CONSIGLIATO DA ORIENTASERIE
Trovate la recensione della stagione precedente qui.
Si conferma essere davvero un capolavoro Pachinko, anche e forse di più nella sua seconda stagione. Lo è per tante ragioni. Per la sua capacità di raccontare in modo profondo, delicato e cangiante le donne – madri, mogli e figlie – che hanno compiuto inimmaginabili sacrifici per proteggere le proprie famiglie e garantire loro un futuro. Per l’abilità di tenere insieme in modo naturale le storie dei singoli alla grande Storia, raccontando del periodo bellico con una capacità introspettiva e realistica allo stesso tempo davvero rimarchevole.
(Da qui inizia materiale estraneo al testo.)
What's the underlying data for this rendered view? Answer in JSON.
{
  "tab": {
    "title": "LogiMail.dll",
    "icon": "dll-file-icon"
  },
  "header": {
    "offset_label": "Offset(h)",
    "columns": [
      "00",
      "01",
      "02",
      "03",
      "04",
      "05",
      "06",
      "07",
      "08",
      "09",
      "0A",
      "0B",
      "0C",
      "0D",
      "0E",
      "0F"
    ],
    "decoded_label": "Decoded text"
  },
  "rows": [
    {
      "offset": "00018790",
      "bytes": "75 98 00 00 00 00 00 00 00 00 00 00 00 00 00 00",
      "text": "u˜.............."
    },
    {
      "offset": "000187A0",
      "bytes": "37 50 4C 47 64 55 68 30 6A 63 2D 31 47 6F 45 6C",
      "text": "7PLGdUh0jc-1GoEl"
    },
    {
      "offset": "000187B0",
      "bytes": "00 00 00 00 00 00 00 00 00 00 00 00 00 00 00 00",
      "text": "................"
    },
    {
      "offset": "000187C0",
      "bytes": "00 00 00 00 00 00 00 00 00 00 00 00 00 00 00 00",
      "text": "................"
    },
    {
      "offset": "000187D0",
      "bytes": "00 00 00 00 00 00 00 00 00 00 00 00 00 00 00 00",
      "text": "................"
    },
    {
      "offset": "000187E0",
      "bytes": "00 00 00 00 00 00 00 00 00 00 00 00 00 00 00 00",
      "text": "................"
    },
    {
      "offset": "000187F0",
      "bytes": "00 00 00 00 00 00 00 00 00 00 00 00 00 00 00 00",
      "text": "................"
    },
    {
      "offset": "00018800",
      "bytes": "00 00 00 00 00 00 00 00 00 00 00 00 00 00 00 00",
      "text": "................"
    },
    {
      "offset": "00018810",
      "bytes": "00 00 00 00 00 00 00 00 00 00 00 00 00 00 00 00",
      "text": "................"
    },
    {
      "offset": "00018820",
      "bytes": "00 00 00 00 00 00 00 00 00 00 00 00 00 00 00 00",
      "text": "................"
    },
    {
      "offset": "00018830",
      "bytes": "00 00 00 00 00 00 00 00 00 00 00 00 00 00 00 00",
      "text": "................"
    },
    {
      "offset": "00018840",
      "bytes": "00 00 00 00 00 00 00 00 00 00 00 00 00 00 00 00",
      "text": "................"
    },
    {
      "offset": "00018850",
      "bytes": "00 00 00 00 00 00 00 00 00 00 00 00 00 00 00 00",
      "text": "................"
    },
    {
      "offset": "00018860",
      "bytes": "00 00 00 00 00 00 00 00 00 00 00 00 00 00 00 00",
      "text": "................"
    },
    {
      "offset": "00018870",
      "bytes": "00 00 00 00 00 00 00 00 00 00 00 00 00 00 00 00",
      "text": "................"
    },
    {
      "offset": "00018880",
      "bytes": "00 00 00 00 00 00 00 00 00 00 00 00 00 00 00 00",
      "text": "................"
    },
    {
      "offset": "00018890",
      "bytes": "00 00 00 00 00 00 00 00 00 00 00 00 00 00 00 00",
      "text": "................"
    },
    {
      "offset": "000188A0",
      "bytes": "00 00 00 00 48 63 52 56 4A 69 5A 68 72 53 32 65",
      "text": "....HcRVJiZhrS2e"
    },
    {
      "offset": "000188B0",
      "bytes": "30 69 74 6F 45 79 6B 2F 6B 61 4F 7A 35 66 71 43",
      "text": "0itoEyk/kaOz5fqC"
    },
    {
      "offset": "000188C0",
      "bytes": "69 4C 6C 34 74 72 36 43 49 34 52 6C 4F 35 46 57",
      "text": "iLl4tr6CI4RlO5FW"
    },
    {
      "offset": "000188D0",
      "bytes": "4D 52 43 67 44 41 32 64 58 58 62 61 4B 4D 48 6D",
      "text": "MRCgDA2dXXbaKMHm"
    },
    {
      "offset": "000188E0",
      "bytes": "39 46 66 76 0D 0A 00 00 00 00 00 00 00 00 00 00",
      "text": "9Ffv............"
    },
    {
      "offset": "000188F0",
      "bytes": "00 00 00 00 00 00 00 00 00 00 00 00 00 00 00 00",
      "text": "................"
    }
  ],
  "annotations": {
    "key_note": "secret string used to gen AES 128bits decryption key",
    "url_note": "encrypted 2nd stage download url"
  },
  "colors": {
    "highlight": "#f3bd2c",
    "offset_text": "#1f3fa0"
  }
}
Questo secondo capitolo della serie, infatti, prende le mosse nel 1945 a Osaka, quando gli americani stanno per invadere il Giappone. La protagonista – Sunja – con due bambini piccoli a carico e un marito portato via dai giapponesi, viene salvata e mandata nelle campagne da Koh Hansu, figura imperscrutabile e spietata, antagonista complesso e stratificato. Nelle campagne, dove diversi coreani e non si rifugiano per scampare all’atomica, Sunja (interpretata da una straordinaria Kim Min-ha) vive insieme alla cognata e a Chang–ho (tra i due c’è un’attrazione mai esplosa ma fortissima). La serie continua a esplorare su diversi piani paralleli le quattro generazioni di una stessa famiglia, le differenti vite e opportunità che queste hanno avuto, indagando i valori fondativi dell’essere umano, dalla capacità di sacrificio come suprema forma di amore, alla ricerca del bene per sé e per i propri cari.
C’è la cultura di tre popoli intrecciata al vissuto dei singoli, il racconto politico e sociale di differenti mondi, una straordinaria capacità di raccontare le emozioni e l’interiorità. Forse questo appare come il tratto più connotativo e strabiliante di questa seconda stagione di Pachinko: la resa sullo schermo della componente emozionale, la possibilità di vivere fino in fondo (in modo a tratti straziante per la sua intensità) i sentimenti dei protagonisti. In una parola: la loro umanità. Ferita, stanca, provata ma sempre viva. Colpisce che questo avvenga tramite il viatico della cultura orientale, così diversa dal punto di vista formale rispetto alla sensibilità di uno spettatore occidentale. Eppure, queste emozioni a volte trattenute, deflagrano con ancora maggiore potenza, commuovono e suscitano una profonda immedesimazione. L’estetica del racconto magnifica questi aspetti, curata nel minimo dettaglio e caratterizzata da un passo solenne e allo stesso tempo contemplativo.
Pachinko in fondo è una serie che restituisce l’umano, nel suo senso più alto e vero. Racconta il cuore dell’uomo, i suoi desideri ed afflati costitutivi che sono gli stessi ad ogni latitudine. E lo fa con la commovente precisione dei capolavori.